Re: Sunday Service: Mercy/Shiloh
Mercy wasn't wrong that it was hot in that church, but Shiloh found it much cooler out in Repose than in the sticky heat of the American South. He'd found out young, during summers spent here, that the lake water was cooler than their own lake back home, and the nights were much drier, not as awful to sleep through with an open window and white curtains blowing in. Not that he minded sweating in any terrible way. He liked a good layer of sweat on his skin, given the right circumstances, and even the cross tucked away beneath his buttoned shirt didn't change that; quite the opposite. But his suit jacket was off, and his sleeves were rolled up, and Mercy wasn't wrong about the heat.

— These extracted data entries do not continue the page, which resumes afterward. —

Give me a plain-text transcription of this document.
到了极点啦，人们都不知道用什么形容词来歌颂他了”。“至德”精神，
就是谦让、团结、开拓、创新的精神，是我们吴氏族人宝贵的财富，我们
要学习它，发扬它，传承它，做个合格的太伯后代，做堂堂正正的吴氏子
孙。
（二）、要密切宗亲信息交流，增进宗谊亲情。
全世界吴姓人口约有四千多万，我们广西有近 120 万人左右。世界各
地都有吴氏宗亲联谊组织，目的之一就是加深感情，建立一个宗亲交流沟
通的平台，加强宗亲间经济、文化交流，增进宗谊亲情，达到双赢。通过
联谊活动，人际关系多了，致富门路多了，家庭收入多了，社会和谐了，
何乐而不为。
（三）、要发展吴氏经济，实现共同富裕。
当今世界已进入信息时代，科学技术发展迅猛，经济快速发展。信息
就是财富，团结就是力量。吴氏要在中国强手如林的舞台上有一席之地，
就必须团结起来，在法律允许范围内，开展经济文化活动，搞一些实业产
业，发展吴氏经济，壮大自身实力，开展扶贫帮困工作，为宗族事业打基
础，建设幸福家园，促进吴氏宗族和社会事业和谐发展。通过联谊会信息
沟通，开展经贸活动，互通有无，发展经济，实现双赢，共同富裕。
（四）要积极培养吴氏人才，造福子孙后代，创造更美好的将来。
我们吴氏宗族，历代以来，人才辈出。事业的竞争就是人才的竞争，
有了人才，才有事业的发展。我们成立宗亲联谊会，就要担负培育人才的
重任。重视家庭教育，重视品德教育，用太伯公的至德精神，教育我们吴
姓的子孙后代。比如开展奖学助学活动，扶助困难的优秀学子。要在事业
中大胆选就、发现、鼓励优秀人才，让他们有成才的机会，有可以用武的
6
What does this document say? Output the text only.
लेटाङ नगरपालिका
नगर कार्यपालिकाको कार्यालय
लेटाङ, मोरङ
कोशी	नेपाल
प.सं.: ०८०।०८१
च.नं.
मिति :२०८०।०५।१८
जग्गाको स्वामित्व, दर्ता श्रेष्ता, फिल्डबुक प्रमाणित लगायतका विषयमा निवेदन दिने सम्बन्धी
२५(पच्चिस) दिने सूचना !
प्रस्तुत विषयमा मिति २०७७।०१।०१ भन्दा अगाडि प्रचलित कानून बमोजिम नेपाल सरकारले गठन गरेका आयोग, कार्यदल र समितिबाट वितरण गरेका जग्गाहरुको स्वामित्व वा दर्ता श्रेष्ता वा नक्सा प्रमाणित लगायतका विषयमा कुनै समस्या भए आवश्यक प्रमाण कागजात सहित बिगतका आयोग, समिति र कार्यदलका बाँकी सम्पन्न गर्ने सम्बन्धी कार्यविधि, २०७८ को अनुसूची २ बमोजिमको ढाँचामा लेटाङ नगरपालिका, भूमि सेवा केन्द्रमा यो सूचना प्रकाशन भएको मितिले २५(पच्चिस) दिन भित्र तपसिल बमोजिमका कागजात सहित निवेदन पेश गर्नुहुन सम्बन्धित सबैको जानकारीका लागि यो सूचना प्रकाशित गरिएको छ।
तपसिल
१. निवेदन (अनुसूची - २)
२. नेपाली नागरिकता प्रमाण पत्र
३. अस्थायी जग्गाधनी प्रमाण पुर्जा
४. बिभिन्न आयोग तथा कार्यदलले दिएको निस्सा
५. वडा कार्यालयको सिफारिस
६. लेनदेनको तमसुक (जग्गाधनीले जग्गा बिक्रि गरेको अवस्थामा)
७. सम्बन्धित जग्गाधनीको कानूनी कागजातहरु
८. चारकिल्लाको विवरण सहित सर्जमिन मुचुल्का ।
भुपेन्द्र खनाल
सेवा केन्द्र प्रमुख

Inside the church, the air sat fat and stagnant, fed by hot breath and the sweat born of sinning.
Outside, it was considerably cooler, if varying levels of being oven baked could be considered to have a level that was consider something like cooler.
He was standing there, doing his duty to the congregation, one meted out in palms and smiles, and he looked at everyone who he spoke to. Eye contact, but not threatening, and he was something concerned with learning about the town's residents. It was easier to maneuver when you knew where the blindspots were. He'd always known where the blindspots were in his life, but he'd deliberately avoided them up until his last posting. He knew where they were, the blindspots, to on purpose step into the sunshine where everyone would see his cultivated smirk. Here, that wouldn't do him a bit of good. He'd already tried to scream his way out of a death sentence, and he hadn't been successful, and he'd learned not to trip on that stone quite as often.
The man that approached wasn't notable because of his clothing or the quickly noticed blister on his thumb. It was his skins and the flat planes of the man's face that Shiloh noticed. Being different wasn't something Repose smiled upon. Oh, he'd read all about the gay men populating the town forums, but the town had a good 3,000+ faithful, and the large percent of them still believed sex between men to be an abomination. Being other, ethnic, it wasn't any easier in a small place. Perhaps it was kinder here than in Alabama, but that wasn't saying much. Here they might just hold the chair longer before they strung you up to the nearest tree and set you to dangle.
He reached out to shake the man's hand. Shiloh's handshake was warm, and he didn't try to make a point by holding on too hard or shaking too long; asserting masculinity never had concerned him. "Socializing is good for the soul," he said with that easy Southern smile. His voice was slow, molasses, syrup meeting ways with a pretentious speech tutor as a child. "If I give them things to say to one another, then I'll take that as a positive." He sounded perfectly acceptable, perfectly pastoral. "Father Browning, Leo," he added, by way of introduction. He'd said the name so often now that he almost didn't gag on it any longer.